Efficiently exploring complex compositional spaces with extremely limited experimental data remains a key challenge in accelerating the discovery of new materials. This work proposes integrating quantum kernel methods into an autonomous materials science workflow, leveraging quantum kernels to measure similarity between X-ray diffraction patterns and combining them with Gaussian process-based active learning to navigate the phase space of the Fe–Ga–Pd ternary system efficiently. For the first time in a real-world materials discovery task, the study experimentally demonstrates that quantum kernels significantly outperform several classical kernel models under data-scarce conditions. These results highlight complex diffraction data as a promising domain for realizing quantum advantage and provide empirical support for the application of quantum machine learning in accelerating materials discovery.

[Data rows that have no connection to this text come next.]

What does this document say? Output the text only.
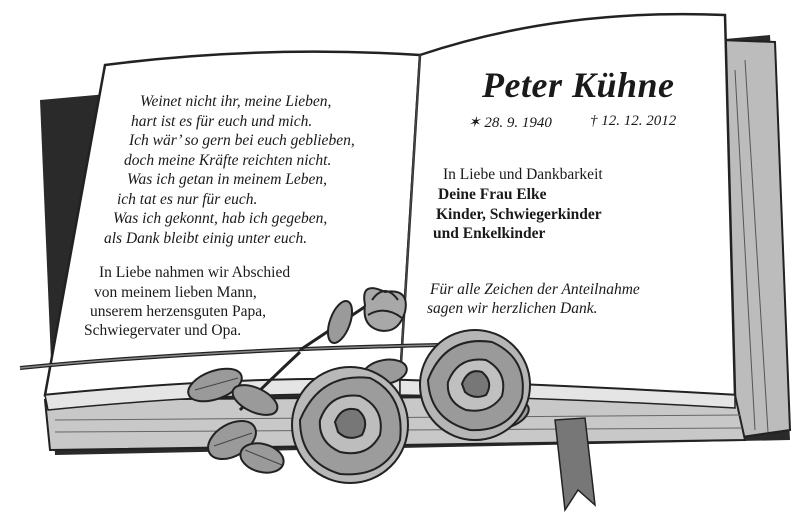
Weinet nicht ihr, meine Lieben,
hart ist es für euch und mich.
Ich wär’ so gern bei euch geblieben,
doch meine Kräfte reichten nicht.
Was ich getan in meinem Leben,
ich tat es nur für euch.
Was ich gekonnt, hab ich gegeben,
als Dank bleibt einig unter euch.
In Liebe nahmen wir Abschied
von meinem lieben Mann,
unserem herzensguten Papa,
Schwiegervater und Opa.
Peter Kühne
✶ 28. 9. 1940	† 12. 12. 2012
In Liebe und Dankbarkeit
Deine Frau Elke
Kinder, Schwiegerkinder
und Enkelkinder
Für alle Zeichen der Anteilnahme
sagen wir herzlichen Dank.
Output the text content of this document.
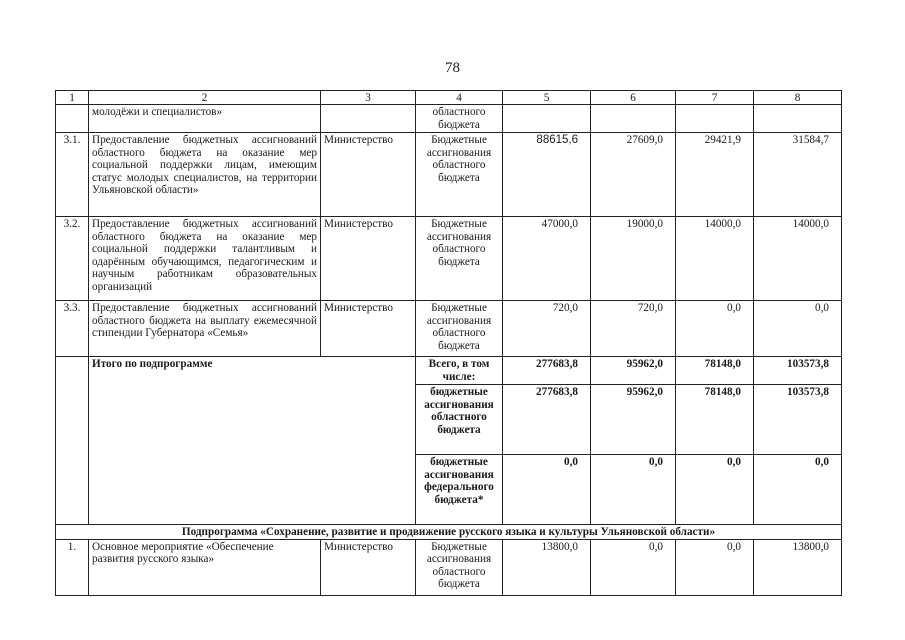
78
1	2	3	4	5	6	7	8
	молодёжи и специалистов»		областного бюджета				
3.1.	Предоставление бюджетных ассигнований областного бюджета на оказание мер социальной поддержки лицам, имеющим статус молодых специалистов, на территории Ульяновской области»	Министерство	Бюджетные ассигнования областного бюджета	88615,6	27609,0	29421,9	31584,7
3.2.	Предоставление бюджетных ассигнований областного бюджета на оказание мер социальной поддержки талантливым и одарённым обучающимся, педагогическим и научным работникам образовательных организаций	Министерство	Бюджетные ассигнования областного бюджета	47000,0	19000,0	14000,0	14000,0
3.3.	Предоставление бюджетных ассигнований областного бюджета на выплату ежемесячной стипендии Губернатора «Семья»	Министерство	Бюджетные ассигнования областного бюджета	720,0	720,0	0,0	0,0
	Итого по подпрограмме		Всего, в том числе:	277683,8	95962,0	78148,0	103573,8
			бюджетные ассигнования областного бюджета	277683,8	95962,0	78148,0	103573,8
			бюджетные ассигнования федерального бюджета*	0,0	0,0	0,0	0,0
Подпрограмма «Сохранение, развитие и продвижение русского языка и культуры Ульяновской области»							
1.	Основное мероприятие «Обеспечение развития русского языка»	Министерство	Бюджетные ассигнования областного бюджета	13800,0	0,0	0,0	13800,0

Autonomous materials science, where active learning is used to navigate large compositional phase space, has emerged as a powerful vehicle to rapidly explore new materials. A crucial aspect of autonomous materials science is exploring new materials using as little data as possible. Gaussian process-based active learning allows effective charting of multi-dimensional parameter space with a limited number of training data, and thus is a common algorithmic choice for autonomous materials science. An integral part of the autonomous workflow is the application of kernel functions for quantifying similarities among measured data points. A recent theoretical breakthrough has shown that quantum kernel models can achieve similar performance with less training data than classical models. This signals the possible advantage of applying quantum kernel machine learning to autonomous materials discovery. In this work, we compare quantum and classical kernels for their utility in sequential phase space navigation for autonomous materials science. Specifically, we compute a quantum kernel and several classical kernels for x-ray diffraction patterns taken from an Fe-Ga-Pd ternary composition spread library. We conduct our study on both IonQ's Aria trapped ion quantum computer hardware and the corresponding classical noisy simulator. We experimentally verify that a quantum kernel model can outperform some classical kernel models. The results highlight the potential of quantum kernel machine learning methods for accelerating materials discovery and suggest complex x-ray diffraction data is a candidate for robust quantum kernel model advantage.